In terms of artistic renderings, viewers witness a vision of the rhetorician that is transposed through the mind’s eye: an illusion that attempts to replicate the truth of experience. The artistic rendering represents the truth but is not mimetic, therefore every creative attempt to convey tangible experience serves a rhetorical purpose. Differently, the photographer or documentary filmmaker allows viewers to see firsthand experience through the lens of a camera that is intended to replicate the functions of the eye. The power of the camera holder’s gaze transfers over to the viewer, who experiences the event through the lens of the camera. This rhetorical act creates the illusion of ontological witnessing despite the obvious separation of time and space.
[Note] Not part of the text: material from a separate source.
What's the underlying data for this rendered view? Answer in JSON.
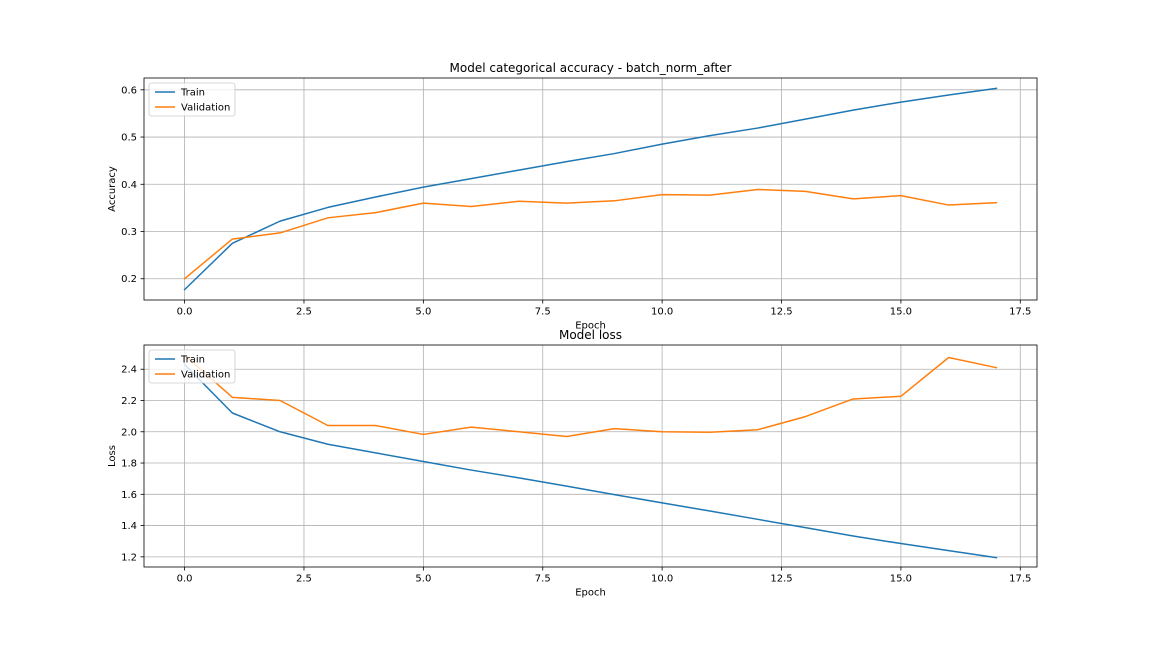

The framing of events through visual means involves a complex system: 1) the eyewitness or witnesses who saw, first hand, what occurred (which could be victims or bystanders); 2) the artist, filmmaker, or photographer who bears witness to the event by composing the image in question; 3) the technologies that document events (apparatuses of control which transform experience into representation); 4) the institutions that produce and disseminate images into the public sphere for consumption by viewers (Kozol 6). Visual testimonies are wide-ranging and while each suffers from what Peters refers to as “a veracity gap,” some genres (e.g. photography, live broadcast news, documentary film) are considered more reliable than others (e.g. narrative film, murals, other artistic renderings) (711).
We witness, visually, in very distinct ways from the linguistic act of bearing witness. Usually, testimony functions as a form of rhetorical witnessing—an active engagement that involves the triad of rhetorician, audience, and text. Only un-doctored photographic depictions and film recordings function as a means of both ontological and rhetorical witnessing. For these reasons, witness photography has become a genre of interest central to the design of the course. However, we examine a wide range of visual testimonies that are reproduced by the media.
Visual witnessing functions as a form of societal witnessing: it requires media channels of communication, agency, and recognition from the masses. The media as a channel of communication remains crucial to recognition: without mass media the reproducibility of photographs as evidence of atrocity—these events would cease to exist in our minds as a society. “If a tree falls in a forest and no one is around to hear it, does it really make a sound?” This metaphysical question lies at the root of the challenge to witnessing, the demand that one must see in order to believe. In many ways, visual witnessing is of higher value than oral or written testimony. If a moment in time is not documented in some way—whether referring back to ancient oral traditions, then society treats it as though it never happened. Testimony constructs the reality. Photojournalism remains the fundamental mode of visual witnessing: it must be publicly acknowledged as part of a performative, engaged process—recognized—in order for the first witnesses—the victims—to find some peace and move forward.